This week I watched two films that, before viewing, I knew almost nothing about: Triangle of Sadness (2022) and Raging Bull (1980).
Here’s what I knew about Triangle of Sadness: there’s one very prolonged and particularly disgusting sequence of people getting very, very seasick.
Here’s what I knew about Raging Bull: It stars Robert De Niro. There’s boxing.
It was my own fault that, in 2023, I still had never seen Raging Bull and knew virtually nothing about the actual plot, which was way more about extreme marital discord (putting this mildly) than I would have foreseen.
However, if you choose to stomach it, I recommend knowing as little about Triangle of Sadness as possible before a viewing, which isn’t too hard since this film and its cast flew mostly under the radar even in the wake of its Best Picture nomination.
Here’s what I watched this week:
Triangle of Sadness
Yes, this film is a 2023 Best Picture nominee. Had I really heard of this movie before that announcement? Had anyone, besides Film Twitter?
Triangle of Sadness, a film which takes place over three unhinged acts, is a satirical black comedy. Actually, let me rephrase that: it is a grotesque, uncomfortable, mostly batshit skewering of the rich with absolutely zero subtleties about who, exactly, it means to rake across the coals. It’s funny, weird, and a little bit upsetting.
Almost every scene, from an uncomfortable dinner between dating models Yaya (Charlbi Dean, who passed away unexpectedly after completion of the film) and Carl (Harris Dickinson), to the aforementioned seasickness extravaganza aboard a luxury yacht, to the final act set on a “deserted” island, is a slow, painful destruction of societal status and all its weirdness, like slowly ripping apart a succulent marsh mellow until all you’re left with is a sticky, gloppy mess. But hey, it tastes kind of good!
It is Triangle of Sadness’s third act that finally unearths the rage waiting at the opposite end of wealth, when the gap between those of status and those who clean the toilets finally collapses and the results are, well, violent. Actually, forget the third act: the last three minutes of Triangle of Sadness are well worth wading through any nausea or revulsion that comes before.
Triangle of Sadness is available to rent on Apple TV.
Raging Bull
Raging Bull is iconic, so I apologize to the film community at large for having never seen it until now, and to my close personal friend, Martin Scorsese, who attended my graduation and whose tiny head I saw on a giant screen which served as the only indication he was in the same room.
I had zero clue Raging Bull is A) a biography of real-life boxer Jake LaMotta, and B) mostly about Jake’s (Robert De Niro) volatile paranoia and jealousy within his marriage to Vickie (Cathy Moriarty).
Raging Bull is a fantastic film I will probably never watch again.
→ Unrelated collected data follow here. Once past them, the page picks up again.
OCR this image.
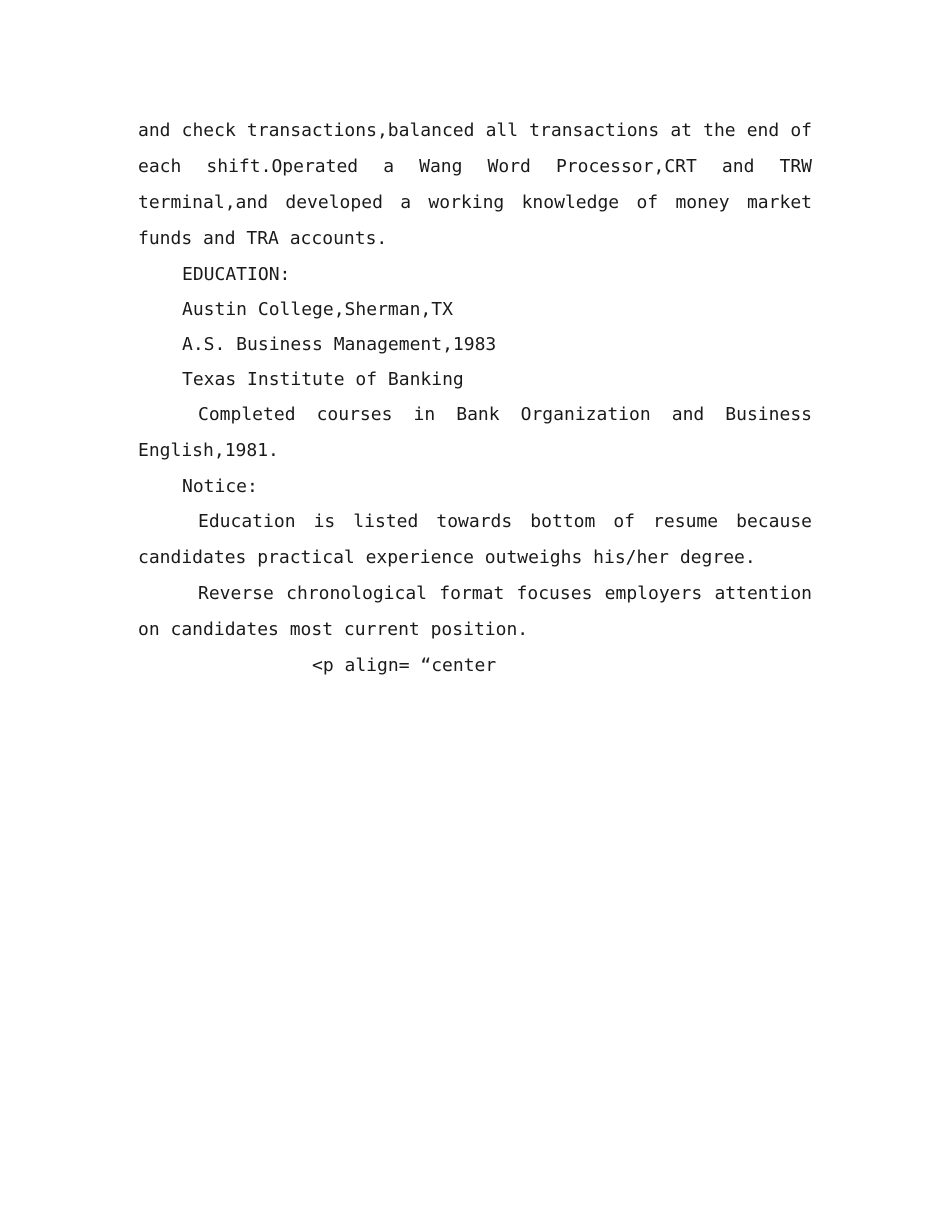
and check transactions,balanced all transactions at the end of each shift.Operated a Wang Word Processor,CRT and TRW terminal,and developed a working knowledge of money market funds and TRA accounts.

EDUCATION:

Austin College,Sherman,TX

A.S. Business Management,1983

Texas Institute of Banking

Completed courses in Bank Organization and Business English,1981.

Notice:

Education is listed towards bottom of resume because candidates practical experience outweighs his/her degree.

Reverse chronological format focuses employers attention on candidates most current position.

<p align= “center
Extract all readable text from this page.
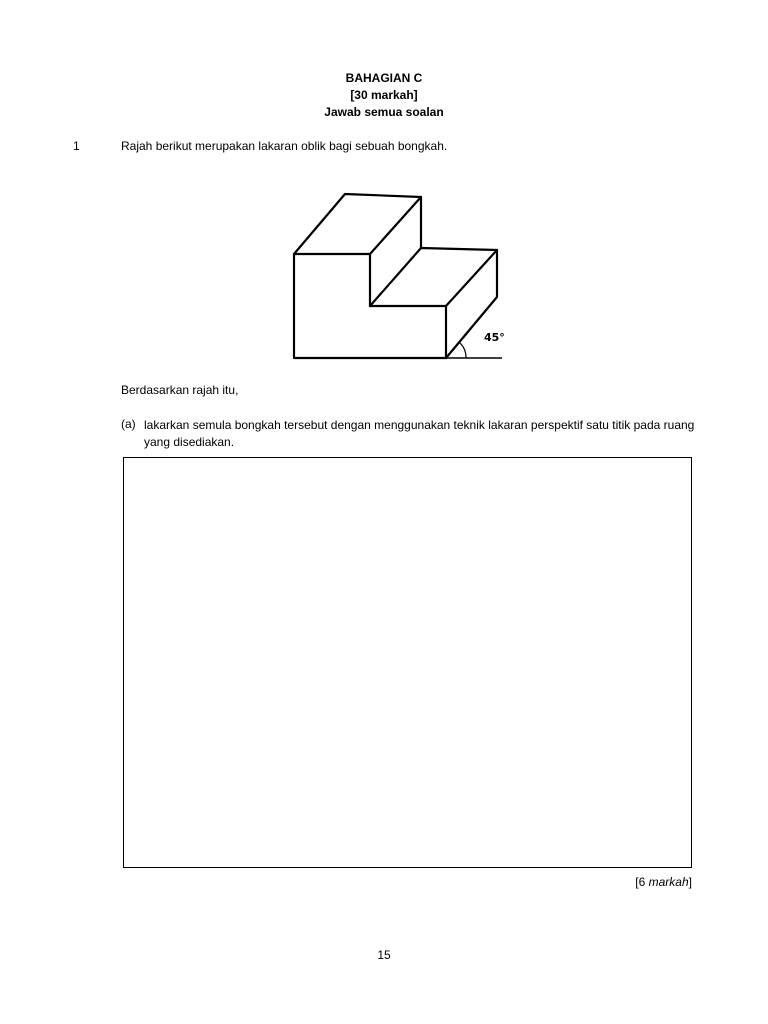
BAHAGIAN C
[30 markah]
Jawab semua soalan
1	Rajah berikut merupakan lakaran oblik bagi sebuah bongkah.
45°
Berdasarkan rajah itu,
(a) lakarkan semula bongkah tersebut dengan menggunakan teknik lakaran perspektif satu titik pada ruang yang disediakan.
[6 markah]
15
It’s (appropriately) slow, and is a fairly straightforward depiction of marital abuse without melodrama (which is probably the point, and in fact makes it a much harder watch). It’s a film soaked in humanness, the kind of humanness that is the real kind because it is awkward, odd, uncomfortable, doesn’t altogether make sense, and rarely do the interactions or conversations have a clear resolution. In particular, the interactions between Jake and his brother, Joey (Joe Effin’ Pesci!!!) have no pretense of artificially conjured dialogue; the film seems to expand to fit around them, negotiating itself to their world instead of the other way around.
Raging Bull is available to stream on HBO Max.